NPR interviewed Sungwon Roh, a psychiatrist at Hanyang University in Seoul, who sees firsthand the effects of gaming or Internet use disorder in South Korea.
“Here I see dramatic cases of both adolescents and adults come to seek professional help because they started to have serious problems in their health, relationships with their family or studies at school from game addiction,” said Roh. “Some students will refuse to go to school or even inflict physical force on their parents.”
Facilities like the National Center for Youth Internet Addiction Treatment give South Koreans, many of them teenagers, a place to separate from electronic devices and engage in other activities like board games, art class and volunteering.
“We help students find a new hobby. Students who are overly dependent on Internet and smartphones will be doing only that [using their phones] when they have extra time.
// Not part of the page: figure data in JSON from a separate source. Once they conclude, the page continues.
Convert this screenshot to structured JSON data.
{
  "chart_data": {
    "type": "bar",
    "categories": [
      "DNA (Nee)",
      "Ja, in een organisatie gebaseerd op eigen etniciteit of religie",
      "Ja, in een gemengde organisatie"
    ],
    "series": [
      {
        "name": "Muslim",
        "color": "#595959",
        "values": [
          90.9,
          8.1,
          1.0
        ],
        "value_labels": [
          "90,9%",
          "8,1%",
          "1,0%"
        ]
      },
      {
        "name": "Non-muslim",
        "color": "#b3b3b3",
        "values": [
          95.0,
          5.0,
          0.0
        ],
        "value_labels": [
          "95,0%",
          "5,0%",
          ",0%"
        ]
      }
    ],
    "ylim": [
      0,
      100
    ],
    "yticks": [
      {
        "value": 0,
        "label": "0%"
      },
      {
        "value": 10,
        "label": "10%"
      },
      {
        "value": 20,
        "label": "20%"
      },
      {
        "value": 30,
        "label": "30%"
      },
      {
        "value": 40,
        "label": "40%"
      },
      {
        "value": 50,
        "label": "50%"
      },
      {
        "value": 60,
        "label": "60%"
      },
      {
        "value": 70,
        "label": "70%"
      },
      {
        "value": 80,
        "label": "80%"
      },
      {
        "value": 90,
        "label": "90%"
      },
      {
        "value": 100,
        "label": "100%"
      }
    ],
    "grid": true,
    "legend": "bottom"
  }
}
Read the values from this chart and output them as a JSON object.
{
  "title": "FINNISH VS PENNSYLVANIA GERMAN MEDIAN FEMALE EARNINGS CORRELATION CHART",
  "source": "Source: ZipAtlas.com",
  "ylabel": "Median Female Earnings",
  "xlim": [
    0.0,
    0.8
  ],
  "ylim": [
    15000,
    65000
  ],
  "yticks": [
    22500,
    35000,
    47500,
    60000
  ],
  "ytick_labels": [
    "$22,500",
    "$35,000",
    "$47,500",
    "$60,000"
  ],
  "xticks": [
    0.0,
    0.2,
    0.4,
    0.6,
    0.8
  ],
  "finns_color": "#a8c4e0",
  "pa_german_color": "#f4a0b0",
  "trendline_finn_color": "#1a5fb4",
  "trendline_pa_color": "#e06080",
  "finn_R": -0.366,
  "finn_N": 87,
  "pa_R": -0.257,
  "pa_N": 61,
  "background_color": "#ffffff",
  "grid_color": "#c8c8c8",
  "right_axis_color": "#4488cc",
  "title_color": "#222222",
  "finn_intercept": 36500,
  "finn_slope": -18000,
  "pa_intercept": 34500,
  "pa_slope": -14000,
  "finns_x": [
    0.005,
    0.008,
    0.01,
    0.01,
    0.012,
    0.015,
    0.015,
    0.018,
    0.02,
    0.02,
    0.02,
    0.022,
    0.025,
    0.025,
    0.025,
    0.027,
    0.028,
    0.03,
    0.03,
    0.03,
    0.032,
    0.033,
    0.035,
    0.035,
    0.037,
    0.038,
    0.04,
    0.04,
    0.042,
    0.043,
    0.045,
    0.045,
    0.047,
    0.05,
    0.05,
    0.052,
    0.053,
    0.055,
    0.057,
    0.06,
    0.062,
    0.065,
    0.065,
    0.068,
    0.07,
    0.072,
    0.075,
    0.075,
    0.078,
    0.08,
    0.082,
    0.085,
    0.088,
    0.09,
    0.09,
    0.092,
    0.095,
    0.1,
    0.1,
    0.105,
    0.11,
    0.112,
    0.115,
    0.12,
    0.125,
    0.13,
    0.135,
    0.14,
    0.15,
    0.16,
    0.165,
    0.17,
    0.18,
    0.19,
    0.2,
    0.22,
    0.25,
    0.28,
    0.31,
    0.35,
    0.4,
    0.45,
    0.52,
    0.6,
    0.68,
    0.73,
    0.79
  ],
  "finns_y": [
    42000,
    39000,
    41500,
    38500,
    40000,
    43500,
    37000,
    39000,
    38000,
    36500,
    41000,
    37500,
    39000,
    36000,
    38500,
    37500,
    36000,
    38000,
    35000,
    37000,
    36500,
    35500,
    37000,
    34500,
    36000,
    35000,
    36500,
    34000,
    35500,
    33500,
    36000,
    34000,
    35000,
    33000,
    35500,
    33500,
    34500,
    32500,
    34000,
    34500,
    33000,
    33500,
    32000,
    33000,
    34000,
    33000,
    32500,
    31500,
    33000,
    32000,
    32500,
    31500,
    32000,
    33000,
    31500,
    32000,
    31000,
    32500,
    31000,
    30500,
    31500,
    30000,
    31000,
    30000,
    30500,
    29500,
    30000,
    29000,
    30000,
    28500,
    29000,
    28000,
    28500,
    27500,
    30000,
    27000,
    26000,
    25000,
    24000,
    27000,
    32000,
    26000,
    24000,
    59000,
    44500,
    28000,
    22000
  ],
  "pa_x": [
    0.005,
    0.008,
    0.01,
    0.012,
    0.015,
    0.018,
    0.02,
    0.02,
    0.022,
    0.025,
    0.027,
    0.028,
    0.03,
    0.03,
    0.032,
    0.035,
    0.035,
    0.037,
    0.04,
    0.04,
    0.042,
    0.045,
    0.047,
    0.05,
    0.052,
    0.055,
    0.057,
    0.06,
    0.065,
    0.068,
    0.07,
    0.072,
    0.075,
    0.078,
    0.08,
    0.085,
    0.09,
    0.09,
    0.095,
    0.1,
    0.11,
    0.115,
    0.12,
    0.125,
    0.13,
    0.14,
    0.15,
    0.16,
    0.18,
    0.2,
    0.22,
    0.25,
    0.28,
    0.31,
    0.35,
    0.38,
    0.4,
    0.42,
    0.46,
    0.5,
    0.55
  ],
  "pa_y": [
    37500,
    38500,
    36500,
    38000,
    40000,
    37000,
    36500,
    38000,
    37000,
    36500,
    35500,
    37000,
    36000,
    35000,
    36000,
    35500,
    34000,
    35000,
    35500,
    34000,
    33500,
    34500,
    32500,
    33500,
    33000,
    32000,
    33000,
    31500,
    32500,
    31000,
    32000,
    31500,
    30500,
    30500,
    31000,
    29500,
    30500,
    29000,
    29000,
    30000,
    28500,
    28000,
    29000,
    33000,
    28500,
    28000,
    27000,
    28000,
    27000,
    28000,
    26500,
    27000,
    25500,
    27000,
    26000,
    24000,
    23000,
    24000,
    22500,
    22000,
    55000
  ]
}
So, we are showing them many other options so they can spend their free time in a healthier way,” said Yong-chool Shim, director of the National Center.
Teenagers who arrive at the National Center for Youth Internet Addiction Treatment go device-free from the day they arrive and for the remainder of the 2-4 week program.
“My hands get shaky, I can’t concentrate. When I go back to the dormitory to get some rest, I keep thinking of Facebook,” said one 14-year-old girl at the National Center.
Another girl, 16, had better luck with digital detox. At first she told NPR, “I’ve had my phone since my first year in elementary school, I’ve never been without it since. So I was worried.” But five days in, she said she was feeling more comfortable being without her phone.
Shim says the problem in South Korea is only growing, and more facilities are opening to accommodate the demand.
“The percentage of teenagers dependent on Internet and smartphones is actually increasing,” said Shim. “So, our organization is expanding and trying to get ready to accept more students.”